The fierce semiconductor race between the US and the world
Yet, in other countries, especially in Asia, governments have been funding and promulgating preferential regulation for decades. They plan to do more.
Governments race to subsidize semiconductors
China is set to invest more than $150 billion by 2030. South Korea wants to encourage investment of about $260 billion in chips over the next five years. The European Union (EU) promotes more than $40 billion in public and private investment in semiconductors. Japan spent about $6 billion to double domestic chip sales by the end of the decade. Taiwan has about 150 government-funded chip manufacturing projects in the past decade and has not stopped. Singapore is the destination for United Microelectronics’ $5 billion factory.
“We are in a race to subsidize semiconductor manufacturing,” said Peter Hanbury, a technology supply chain partner at consulting firm Bain & Co. Countries must compete with each other to attract a small number of chip makers, in addition to expanding technical talent, stable infrastructure and supply chains.
Semiconductors appear in nearly every electronic device and are vital to a wide range of industries, from smartphones and cars to military and medical equipment. The recent supply chain disruption chip crisis highlights how the world economy and related jobs can collapse without this tiny component.
With the incentives available, the key question is how the US will get the nod of the big chip factories. The chip industry is notoriously conservative about capital expenditure because modern factories cost tens of billions of dollars and a machine costs more than $150 million.
Many countries have outlined ambitions to become major players in the chip manufacturing market. However, the index has little financial potential to green-light billion-dollar projects and receive subsidies from the government, which helps reduce construction and operating costs as well as research and recruitment. According to Will Hunt, a semiconductor policy analyst at the Georgetown Center for Emerging Technologies and Security, the US could work with other major chip-producing countries to avoid a subsidy race, leading to overproduction. export or overlap government investments. “You don’t want to be in a race to the bottom,” Hunt said.
America is lagging behind Asia
Chip consulting firm International Business Strategies predicts strong chip demand in the coming years, with sales estimated at $1.35 trillion in 2030, more than double the $553 billion in 2021. oversupply in the next 2 years, the crisis will return in 2025, 2026.
About three-quarters of chip production capacity is located in China, Taiwan, South Korea and Japan, according to the Semiconductor Industry Association (SIA). The US accounts for about 13%. New US incentives, if approved by Mr. Biden, will significantly reduce the cost of building chip factories on US soil.
Decades ago, the US and Europe had strong footholds in semiconductor production. Currently, according to SIA, the cost of building and maintaining a chip factory in the US is 35% more expensive than in Taiwan, South Korea and Singapore. The gap with China is 50%. This disparity is due to the lack of subsidies from the government. Labor and utility costs are also influencing factors.

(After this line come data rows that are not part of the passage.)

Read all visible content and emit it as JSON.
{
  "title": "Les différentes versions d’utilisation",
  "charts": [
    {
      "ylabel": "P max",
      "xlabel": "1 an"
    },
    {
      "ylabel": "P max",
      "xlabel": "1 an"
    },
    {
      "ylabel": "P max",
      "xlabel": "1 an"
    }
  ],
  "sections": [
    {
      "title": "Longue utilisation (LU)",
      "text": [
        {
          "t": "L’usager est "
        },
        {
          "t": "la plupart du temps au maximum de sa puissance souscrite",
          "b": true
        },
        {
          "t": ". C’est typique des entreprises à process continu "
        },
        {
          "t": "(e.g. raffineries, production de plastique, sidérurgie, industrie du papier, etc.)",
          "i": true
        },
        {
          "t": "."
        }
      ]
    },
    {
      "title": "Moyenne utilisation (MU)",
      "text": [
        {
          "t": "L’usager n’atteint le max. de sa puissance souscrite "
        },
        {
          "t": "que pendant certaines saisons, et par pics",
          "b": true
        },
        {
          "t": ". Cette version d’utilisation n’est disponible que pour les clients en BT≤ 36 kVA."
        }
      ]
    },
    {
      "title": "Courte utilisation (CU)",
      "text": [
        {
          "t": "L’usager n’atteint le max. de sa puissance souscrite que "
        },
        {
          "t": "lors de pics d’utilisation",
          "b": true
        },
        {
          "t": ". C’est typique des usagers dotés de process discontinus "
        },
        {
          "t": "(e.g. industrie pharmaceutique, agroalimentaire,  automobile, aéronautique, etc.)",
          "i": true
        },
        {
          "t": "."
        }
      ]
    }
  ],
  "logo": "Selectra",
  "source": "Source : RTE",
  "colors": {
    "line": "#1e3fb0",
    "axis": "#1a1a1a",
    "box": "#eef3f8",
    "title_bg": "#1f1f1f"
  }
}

This is why Intel has to delay the groundbreaking ceremony for a $ 20 billion chip factory in Ohio if the US Congress does not pass a subsidy bill. Samsung Electronics also recently talked about the prospect of investing $200 billion in 11 chip plants in Texas over the coming decades. Other chip giants looking to take advantage of the US offer include TSMC, GlobalFoundries and Texas Instruments.
Maryam Rofougaran, CEO of 5G startup Movandi, said the subsidy package will provide a stable, reliable source of chips for businesses like hers, “driving the movement and creating the technology of the future.”
The semiconductor industry has been on a historic spending streak. According to research firm Garter, in 2021, the world will approve about 153 billion USD of capital expenditure, 50% higher than before the epidemic and double 5 years ago. Gartner estimates that the US accounts for about 13% of global semiconductor capital investment, and Asia accounts for more than three-quarters. The geographical distribution is not much different from the past years.
China offers cash incentives, grants and tax breaks for chipmakers. According to SIA estimates, from 2014 to 2030, the world’s second economy will spend more than 150 billion USD. Meanwhile, Taiwan sees semiconductors as a lifeline for the economy and military, so it has long reduced taxes and supported infrastructure and finance for semiconductor companies. In the 2021 annual report, TSMC mentioned the tax exemption of 2 billion USD received from 2020 through the construction and expansion of two Taiwanese factories.
South Korea will offset utility costs such as electricity and water at some production facilities, and provide tax incentives for large investments in semiconductor plants. An important part of Japan’s new chip strategy helps to offset the costs of the TSMC factory.
The EU is still mulling over tens of billions of dollars for semiconductor funds but wants to ensure the continent can double its share of the global chip market from 9% today to 20% by 2030. European Commission President Ursula von “Chips are at the heart of the world technology race,” commented der Leyen.